Applicability: Though there are exceptions, but the ultimate truth is that consistency is preferred in scenarios where availability and throughput are far more relevant than instantaneous consistency. A majority of businesses have applied some level of eventual consistency. It is human tendency to look for the latest updates as they are interested in the newest information and want to understand it in a short span.

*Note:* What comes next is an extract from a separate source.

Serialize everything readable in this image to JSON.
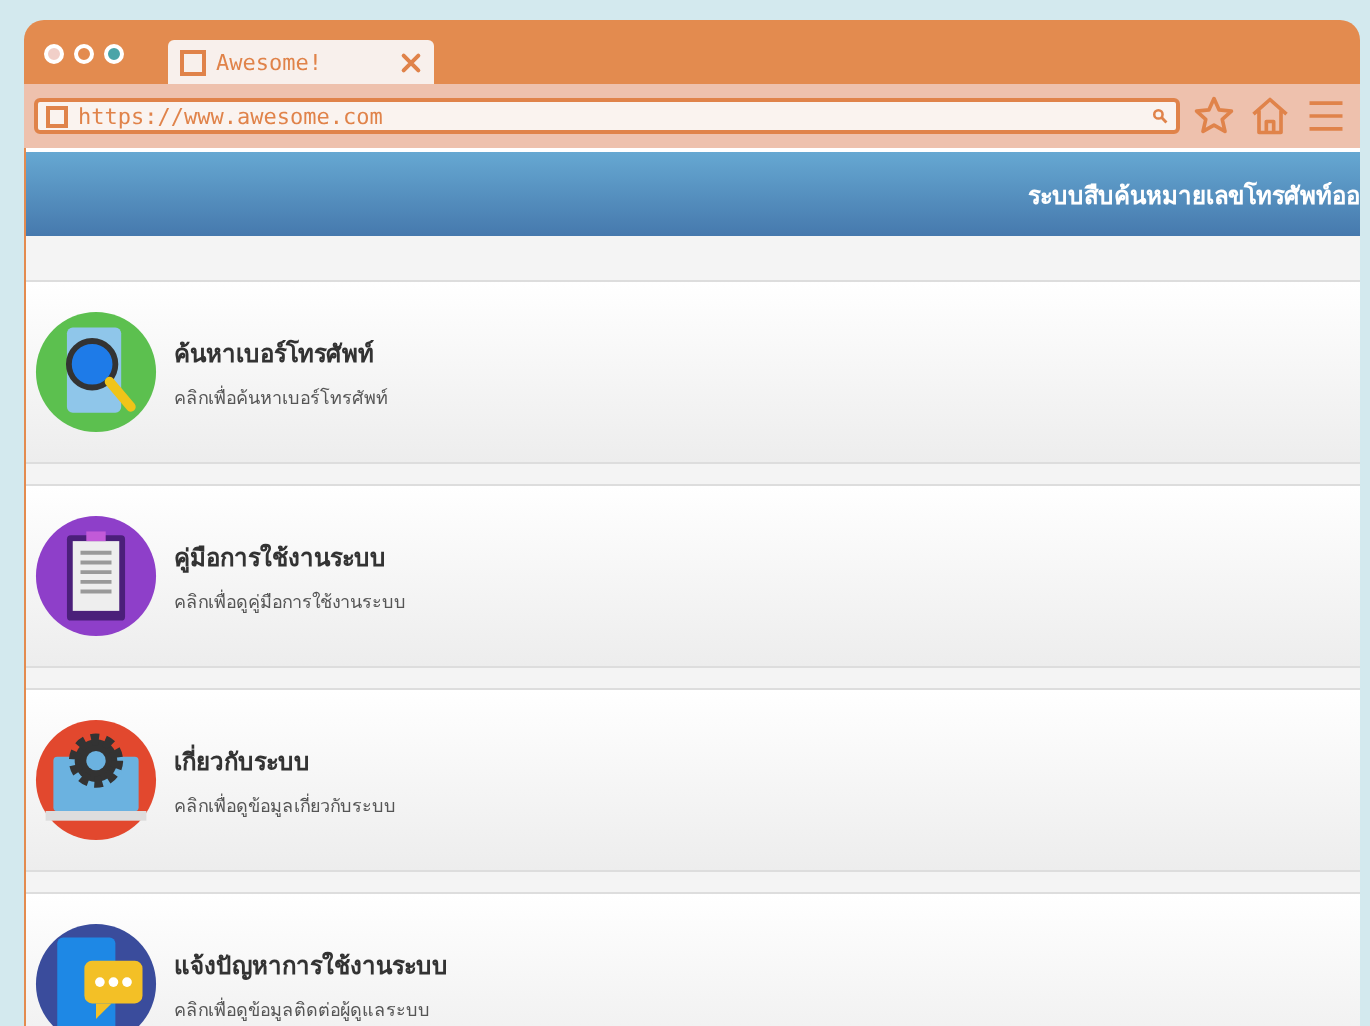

Basic Differentiation CRUD Vs. CQRS
Focuses | CRUD | CQRS |
Model | Traditional approach to models | Traditional and modern approach to models |
Ease | It is quite easy to pull CRUD instances out of the assembly line | Easy enough to add Event Sourcing or a reporting database. |
Dataset | Any type of dataset but large database can add to the complications | Preferrable for but large database having multiple tables to tackle complexities. |
Type of Applications | Not suitable for complex applications, best suited for simple business domains that have few complex relationships between domain entities & its operations | Suitable for complex applications, best suited for classified business domains that have complex relationships between domain entities & its operations. |
Supports Languages | Java, Javascript, PHP, Perl, Python, .NET, Ruby, SQL | Ballerina, C#, F# |
Developer’s point of view CRUD Vs. CQRS
Concerns | CRUD | CQRS |
Code | Coding is simple but repetitive | The code is simple and easy to understand and maintain but requires more and more code in form of new classes. |
Quickly Create | Applications having multi-users and extensive implementation | Event based programming models. |
DDD | DDD or Domain-Driven Design lets you set priorities to focus on business model | Does not integrate well with Domain-Driven Design approach in applications. |
Update | Update is immediate hence changes are visible without delay | CQRS takes time to display the change made to the database as the read and write model needs time to synchronize. The user needs to refresh the page to view the change. |
Update | Cannot isolate the read and write models to handle them separately | Read and write model cannot be updated simultaneously else you may face performance issues. |
Testing | CRUD testing is database/ black box testing | CQRS testing is behavioral testing based on object’s behavior without considering its state. |
Data Model | CRUD uses same data model | CQRS uses separate data model |
Commands | Commands should be processed simultaneously | Queued commands are not to be processed simultaneously |
Impact on Business Applications CRUD Vs. CQRS
Matters | CRUD | CQRS |
Design & Implementation | Single model is great to address simple problems | Separate query and update models streamlines design & implementation |
Independent Scaling | Not possible as single data store handles all CRUD operations | The read and write workloads can scale independently |
Unique Points | Same strategy is used repetitively | Apply different optimization strategies to read and write |
Valuable Insight | How you query your data is not much different from the way you manage, update, and manipulate data. You can create view based on single and multiple base tables. Can perform DML operations is view is single based table. | How you read and query the data is probably very different from the way you manage, update, and manipulate data. |
Conclusion: Microservices CRUD Vs. CQRS
Plan out the microservices within the context. Concentrate your efforts on solving problems that you build the software for without sticking to development patterns for the love of CRUD or CQRS. Admire the qualities of CRUD Vs. CQRS, feel free to develop applications in combination to create excellent solutions.